Acquisition of one of the Additional Tenements and entering into the mining lease JV over one of the New JV tenements (both being mining leases) will require FIRB approval. Pursuant to FIRB Guidance Note 53 issued on March 29, 2020 (as amended) in response to the COVID-19 pandemic, FIRB review timeframes can now take from 30 days to six months. The Company does not anticipate any issues obtaining FIRB approval and considers such a delay as administrative in nature.
As consideration for the Transaction, Novo will issue to Creasy Group 2,590,700 common shares (the “Consideration Shares”), of which 8,431 Consideration Shares will not be issued until FIRB approval has been obtained. The Consideration Shares will be subject to a statutory hold period expiring four months from the date of issuance. Immediately subsequent to the issuance of the Consideration Shares, the Creasy Group will hold 7.21% of the issued and outstanding shares of the Company, assuming no further Novo common shares are issued before FIRB approval is obtained.
“Mark Creasy, arguably Western Australia’s foremost prospector, helped Novo get established in the Pilbara region ten years ago,” commented Quinton Hennigh, President, Chairman, and a director of Novo Resources. “Since that time, we have worked, with the Creasy Group’s help, to build Novo into the dominant player in the Pilbara region. We look forward to continuing our strong relationship with Mr. Creasy, a major shareholder, as we move Novo towards becoming a gold producer.”

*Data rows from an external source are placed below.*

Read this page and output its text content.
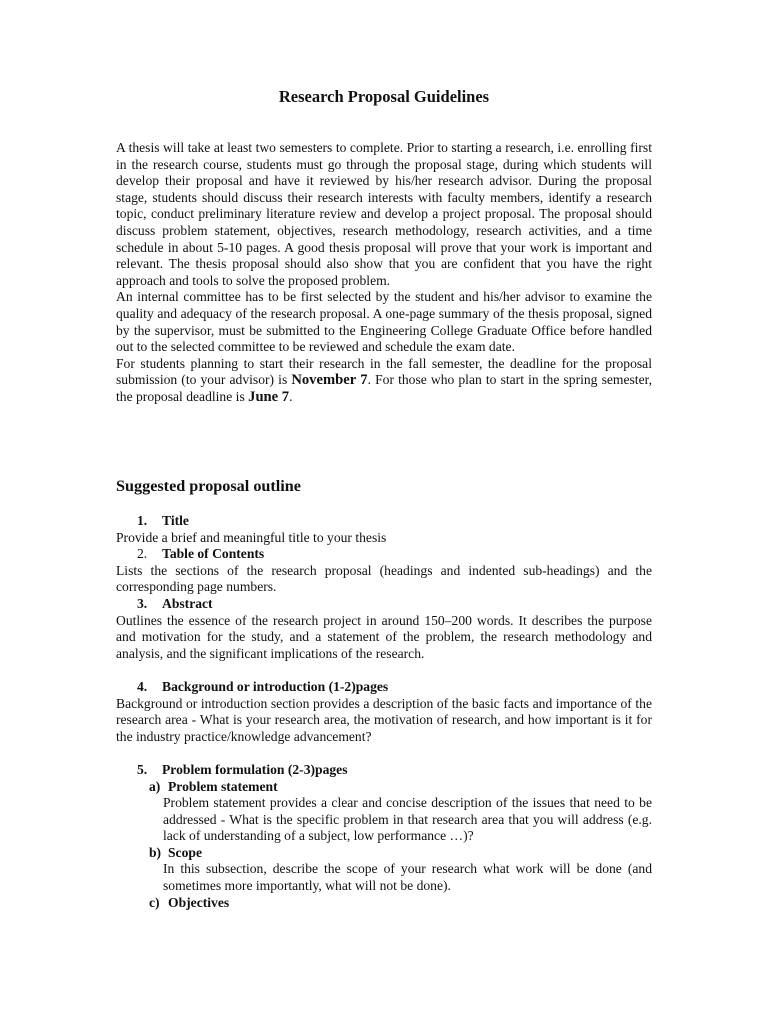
Research Proposal Guidelines

A thesis will take at least two semesters to complete. Prior to starting a research, i.e. enrolling first in the research course, students must go through the proposal stage, during which students will develop their proposal and have it reviewed by his/her research advisor. During the proposal stage, students should discuss their research interests with faculty members, identify a research topic, conduct preliminary literature review and develop a project proposal. The proposal should discuss problem statement, objectives, research methodology, research activities, and a time schedule in about 5-10 pages. A good thesis proposal will prove that your work is important and relevant. The thesis proposal should also show that you are confident that you have the right approach and tools to solve the proposed problem.

An internal committee has to be first selected by the student and his/her advisor to examine the quality and adequacy of the research proposal. A one-page summary of the thesis proposal, signed by the supervisor, must be submitted to the Engineering College Graduate Office before handled out to the selected committee to be reviewed and schedule the exam date.

For students planning to start their research in the fall semester, the deadline for the proposal submission (to your advisor) is November 7. For those who plan to start in the spring semester, the proposal deadline is June 7.

Suggested proposal outline
1. Title

Provide a brief and meaningful title to your thesis

2. Table of Contents

Lists the sections of the research proposal (headings and indented sub-headings) and the corresponding page numbers.

3. Abstract

Outlines the essence of the research project in around 150–200 words. It describes the purpose and motivation for the study, and a statement of the problem, the research methodology and analysis, and the significant implications of the research.

4. Background or introduction (1-2)pages

Background or introduction section provides a description of the basic facts and importance of the research area - What is your research area, the motivation of research, and how important is it for the industry practice/knowledge advancement?

5. Problem formulation (2-3)pages
a) Problem statement

Problem statement provides a clear and concise description of the issues that need to be addressed - What is the specific problem in that research area that you will address (e.g. lack of understanding of a subject, low performance …)?

b) Scope

In this subsection, describe the scope of your research what work will be done (and sometimes more importantly, what will not be done).

c) Objectives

About Novo Resources Corp.
Novo’s focus is primarily to explore and develop gold projects in the Pilbara region of Western Australia, and Novo has built up a significant land package covering approximately 13,750 square kilometres with varying ownership interests. In addition to the Company’s primary focus, Novo seeks to leverage its internal geological expertise to deliver value-accretive opportunities to its shareholders. For more information, please contact Leo Karabelas at (416) 543-3120 or e-mail leo@novoresources.com
On Behalf of the Board of Directors,
Novo Resources Corp.
“Quinton Hennigh”
Quinton Hennigh
President and Chairman
Neither TSX Venture Exchange nor its Regulation Services Provider (as that term is defined in the policies of the TSX Venture Exchange) accepts responsibility for the adequacy or accuracy of this news release.
Forward-looking information
Some statements in this news release contain forward-looking information (within the meaning of Canadian securities legislation) including, without limitation, the expected consummation of the Transaction. Forward-looking statements address future events and conditions and, as such, involve known and unknown risks, uncertainties and other factors which may cause the actual results, performance or achievements to be materially different from any future results, performance or achievements expressed or implied by the statements. Such factors include, without limitation, the receipt of TSX Venture Exchange and FIRB approval.